調律師になった男の子が主人公である。先輩達・お客さんとの関わりの中で調律師として成長していく。音の森から音を拾い出し世界を作るということ。ピアニストをあきらめ、ピアニストを支えるということ。ピアノを生活の楽しみとしている人達を支えるということ。下手な恋愛模様など盛り込まず、ひたすら、音を創るということ、ピアノ、ピアノを巡る人達について、調律の矜持について、丁寧に繊細に書いていくところが、とてもとてもよく、心にじんわりと染み入る。

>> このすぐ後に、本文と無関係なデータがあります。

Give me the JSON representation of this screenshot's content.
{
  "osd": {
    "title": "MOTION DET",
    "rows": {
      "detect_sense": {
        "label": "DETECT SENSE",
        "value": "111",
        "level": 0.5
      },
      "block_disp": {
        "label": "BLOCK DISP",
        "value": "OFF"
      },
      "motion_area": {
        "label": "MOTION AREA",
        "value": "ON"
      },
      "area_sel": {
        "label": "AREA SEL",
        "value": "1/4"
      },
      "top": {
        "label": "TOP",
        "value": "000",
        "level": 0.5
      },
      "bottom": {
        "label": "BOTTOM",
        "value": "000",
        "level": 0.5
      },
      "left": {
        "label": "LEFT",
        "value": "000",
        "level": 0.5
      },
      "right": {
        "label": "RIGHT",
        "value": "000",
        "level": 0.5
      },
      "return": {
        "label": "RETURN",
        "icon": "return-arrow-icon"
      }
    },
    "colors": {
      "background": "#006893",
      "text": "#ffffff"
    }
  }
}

男の子が目指す音として、原民喜の文章を引用しながら、「明るく静かに澄んで懐かしい文体、少しは甘えているようでありながら、きびしく深いものを湛えている文体、夢のように美しいが現実のように確かな文体」をあげる。そのような読後感のある小説である。同じ印象を受ける「パリ左岸のピアノ工房」(これも良書)を改めて読み直してみたくなった。
yuchan
yuchan
2016年7月読了
主人公の純朴さ、コツコツと成長していく様子が、美しい情景の描写によって北海道の森の風景を呼び起こし、木漏れ日の光、木々のざわめきなどが浮かんできて懐かしい温かい気持ちになった。「才能があるから生きていくんじゃない、そんなもの、あったって、なくたって生きていくんだ。もっと確かなものを、この手で探り当てていくしかない。」手探りでこれでいいのかと戸惑いながら一歩ずつ確信に変えて歩もうとしていた青春時代を思い出した。音楽をわからないわたしは半分も理解できなかったかもしれないが、そんなことも許してもらえそうな本でした。